For to Bok, the form is all. His only discernible goal as President is to avoid risk to his institution and minimize conflict which might threaten it by making cosmetic concessions which divide and pacify the constituencies he must manipulate. His change in Harvard's sex-ratio is an excellent example of this tyle of pacification. Bok has no desire to compromise Harvard's honored principle of male supremacy by making admission 1 to 1 or sex-blind. Demonstrations, petitions, letters, lawsuits--nothing will force him to admit that women deserve an equal place in the University. But neither will he make a profitless stand on the principle. Instead, he adjusts Harvard just enough to take the initiative away from those demanding change, makes the minimum effort necessary to blur the issue. Again, it is a politics of contempt, contempt for the policies instituted and for the constituencies at which they are aimed.
Contrast the slick maximizers who now glide through Massachusetts Hall with the zany Yankees--William Bentinck-Smith, J. Boyd Britton, F. Skiddy von Stade Jr.--with whom Pusey surrounded himself. For that matter, contrast Pusey himself with Bok. Nathan Pusey was a nasty old man obsessed with reactionary beliefs and values. Yet, for all that, he was more human than Bok. He had human loves and hates, and he was willing to fight to the death with any weapon he had to preserve his principles inviolate.
Two memories of Pusey stand out in my mind. After Harvard's upset victory over Yale in 1970, the Harvard band marched to Pusey's house and serenaded him with a medley of Harvard fight songs. The old man emerged from the house and accompanied the band on cymbals as it ripped through "Ten Thousand Men of Harvard." And in the spring of 1970, when he was asked what qualification he considered most important to his successor, he answered simply: "a belief in God."

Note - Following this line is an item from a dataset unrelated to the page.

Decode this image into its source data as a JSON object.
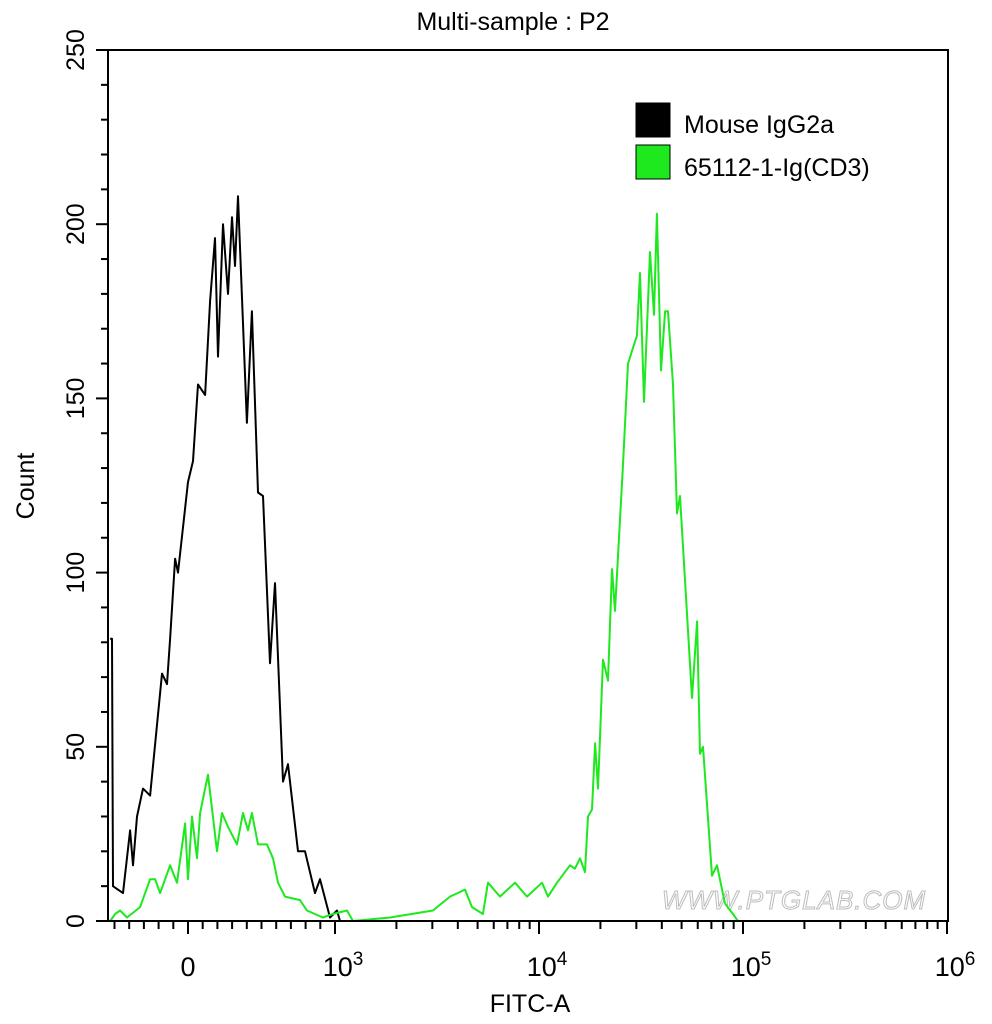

Imagine the contempt and derision with which this was received in Langdell, Baker, Littauer, William James, and the Computer Center. With all the important skills necessary to manipulate a great university, the godstruck old fool had cited something as intangible as a belief. For it was not only Pusey's belief in God which was pitiful and funny: it was his belief in belief of any kind. Nothing more amuses the men who run this university--and their compatriots who run our society--than people with beliefs and no power.
And we who breifly shut Harvard down in 1969 were not only enemies to be checked; we were also jokes, pathetic Luddites trying to smash the fabric of the new American order without money or power or management skills. Our day, like Pusey's, had passed, and the future belonged to them, the smartest, most dynamic, most skillful group of technocrats the world had ever seen. Thus far, they are winning.
I will pass from this University in June, taking my memories of the strike and an academic transcript undistinguished by excellence or promise. I plan to talk to the C students of the nation, and I imagine I will be renewed by their common sense and their decency. Perhaps we can figure out some way to take our country away from the maximizers and technocrats and make it a free nation where everyone can live.
One of the slogans of the 1969 strike ended: Strike because they are trying to squeeze the life out of you. More and more I see that it is the A students, the Harvard men, who are squeezing the life out of me, and out of the American people and the cities and the countryside and, if they can, out of the trees and the grass and the sky. I plan to help stop them if I can.